The word “Lent” comes from an Old English word meaning “lengthening” referring to the lengthening of daylight hours that takes place in spring. The impressions of Lent in my early memory, however, are of darkness. It was dark going to church for the evening services. Dark in the church with no light streaming through the stained glass. Dark even when we had filmstrips in the parish hall as Lenten instruction.
My whole impression of the passion story is of darkness–at the Last Supper, in the Garden of Gethsemane, at the trial before the High Priest and especially the darkness that covers the land between Noon and three during Jesus’ crucifixion.
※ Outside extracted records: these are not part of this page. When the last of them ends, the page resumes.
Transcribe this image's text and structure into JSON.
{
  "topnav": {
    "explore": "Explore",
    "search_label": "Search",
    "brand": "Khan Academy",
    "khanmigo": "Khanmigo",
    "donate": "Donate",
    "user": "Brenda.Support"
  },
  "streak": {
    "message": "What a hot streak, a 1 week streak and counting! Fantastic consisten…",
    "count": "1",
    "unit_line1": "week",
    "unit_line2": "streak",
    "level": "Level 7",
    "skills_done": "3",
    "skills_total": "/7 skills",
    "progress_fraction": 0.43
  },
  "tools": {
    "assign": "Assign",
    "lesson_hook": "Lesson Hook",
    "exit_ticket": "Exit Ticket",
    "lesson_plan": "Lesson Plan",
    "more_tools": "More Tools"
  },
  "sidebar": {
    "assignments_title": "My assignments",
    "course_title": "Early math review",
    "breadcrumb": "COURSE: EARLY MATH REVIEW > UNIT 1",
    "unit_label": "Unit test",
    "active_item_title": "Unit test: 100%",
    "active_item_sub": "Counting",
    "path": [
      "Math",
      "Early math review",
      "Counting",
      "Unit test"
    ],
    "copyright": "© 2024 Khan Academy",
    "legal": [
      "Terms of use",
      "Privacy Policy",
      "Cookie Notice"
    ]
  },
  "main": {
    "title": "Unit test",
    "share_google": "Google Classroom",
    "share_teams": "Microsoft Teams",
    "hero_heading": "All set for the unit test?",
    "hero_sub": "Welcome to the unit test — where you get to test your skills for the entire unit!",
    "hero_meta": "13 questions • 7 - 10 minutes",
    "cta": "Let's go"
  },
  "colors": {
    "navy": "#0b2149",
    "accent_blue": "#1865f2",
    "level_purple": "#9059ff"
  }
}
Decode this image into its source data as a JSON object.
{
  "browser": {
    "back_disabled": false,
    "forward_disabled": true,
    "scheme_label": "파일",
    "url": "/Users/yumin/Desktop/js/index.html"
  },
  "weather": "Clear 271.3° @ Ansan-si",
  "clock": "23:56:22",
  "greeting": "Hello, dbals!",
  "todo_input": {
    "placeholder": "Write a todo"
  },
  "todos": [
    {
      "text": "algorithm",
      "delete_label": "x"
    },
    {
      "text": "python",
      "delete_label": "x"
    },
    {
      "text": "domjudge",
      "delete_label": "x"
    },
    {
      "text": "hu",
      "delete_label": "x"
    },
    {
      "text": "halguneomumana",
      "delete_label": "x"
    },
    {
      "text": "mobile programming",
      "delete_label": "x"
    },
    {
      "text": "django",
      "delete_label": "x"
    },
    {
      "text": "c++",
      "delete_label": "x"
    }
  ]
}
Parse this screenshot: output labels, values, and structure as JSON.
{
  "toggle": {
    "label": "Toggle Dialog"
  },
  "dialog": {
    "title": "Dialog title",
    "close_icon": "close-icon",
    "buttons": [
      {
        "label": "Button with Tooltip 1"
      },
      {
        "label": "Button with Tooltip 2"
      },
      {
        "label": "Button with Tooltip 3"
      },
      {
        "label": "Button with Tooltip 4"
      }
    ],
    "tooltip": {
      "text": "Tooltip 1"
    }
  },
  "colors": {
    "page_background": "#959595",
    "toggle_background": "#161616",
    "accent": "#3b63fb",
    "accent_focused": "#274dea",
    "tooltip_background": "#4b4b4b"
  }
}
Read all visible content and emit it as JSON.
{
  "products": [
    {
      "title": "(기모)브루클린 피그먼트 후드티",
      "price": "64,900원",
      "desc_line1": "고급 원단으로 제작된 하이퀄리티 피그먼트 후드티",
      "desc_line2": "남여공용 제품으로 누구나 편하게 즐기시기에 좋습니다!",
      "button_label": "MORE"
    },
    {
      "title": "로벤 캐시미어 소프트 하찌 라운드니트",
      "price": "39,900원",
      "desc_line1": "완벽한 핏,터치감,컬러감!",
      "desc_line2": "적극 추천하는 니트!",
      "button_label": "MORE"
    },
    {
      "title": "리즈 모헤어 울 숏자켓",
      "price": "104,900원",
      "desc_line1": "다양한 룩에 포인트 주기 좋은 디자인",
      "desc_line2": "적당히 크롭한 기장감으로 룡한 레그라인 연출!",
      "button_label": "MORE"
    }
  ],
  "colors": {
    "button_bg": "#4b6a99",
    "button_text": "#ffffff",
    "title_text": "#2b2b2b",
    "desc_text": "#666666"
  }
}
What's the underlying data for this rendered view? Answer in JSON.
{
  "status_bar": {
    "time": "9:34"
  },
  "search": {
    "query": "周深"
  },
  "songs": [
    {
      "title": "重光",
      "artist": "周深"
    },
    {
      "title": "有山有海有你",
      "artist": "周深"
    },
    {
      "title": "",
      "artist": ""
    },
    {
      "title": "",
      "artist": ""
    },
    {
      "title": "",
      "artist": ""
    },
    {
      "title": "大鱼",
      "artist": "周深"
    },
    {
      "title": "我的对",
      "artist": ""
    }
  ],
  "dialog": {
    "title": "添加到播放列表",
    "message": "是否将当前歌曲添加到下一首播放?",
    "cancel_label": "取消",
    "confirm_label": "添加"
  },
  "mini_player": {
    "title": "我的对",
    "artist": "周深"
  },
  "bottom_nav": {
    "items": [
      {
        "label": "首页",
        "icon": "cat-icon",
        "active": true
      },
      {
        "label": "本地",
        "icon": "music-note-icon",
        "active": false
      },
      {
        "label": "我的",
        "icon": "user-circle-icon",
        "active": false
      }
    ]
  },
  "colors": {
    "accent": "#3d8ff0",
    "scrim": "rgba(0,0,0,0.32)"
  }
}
Darkness seems to be the right image for Lent.
There is a scene in Dickens’s “A Christmas Carol” where Scrooge tries to force down the cap of the Ghost of Christmas Past in order to shut out his light. That’s what people tried to do when the Light of the World came to us. They didn’t want to receive him or even listen to him. It’s still happening. The Lord’s message of love, compassion, forgiveness, and service doesn’t always go over well. Just watch what happens when one person takes a parking space somebody else decided was theirs. Sometimes, sadly, it’s even “Christians” trying to extinguish the Light.
Lent is a time of repentance, a time to turn away from the darkness of selfishness, hate, anger, violence–all the negative things that blind us. All are called to Christ. Let his light shine, and we shall be saved.
Read Psalm 80:19 and remember: God loves YOU unconditionally.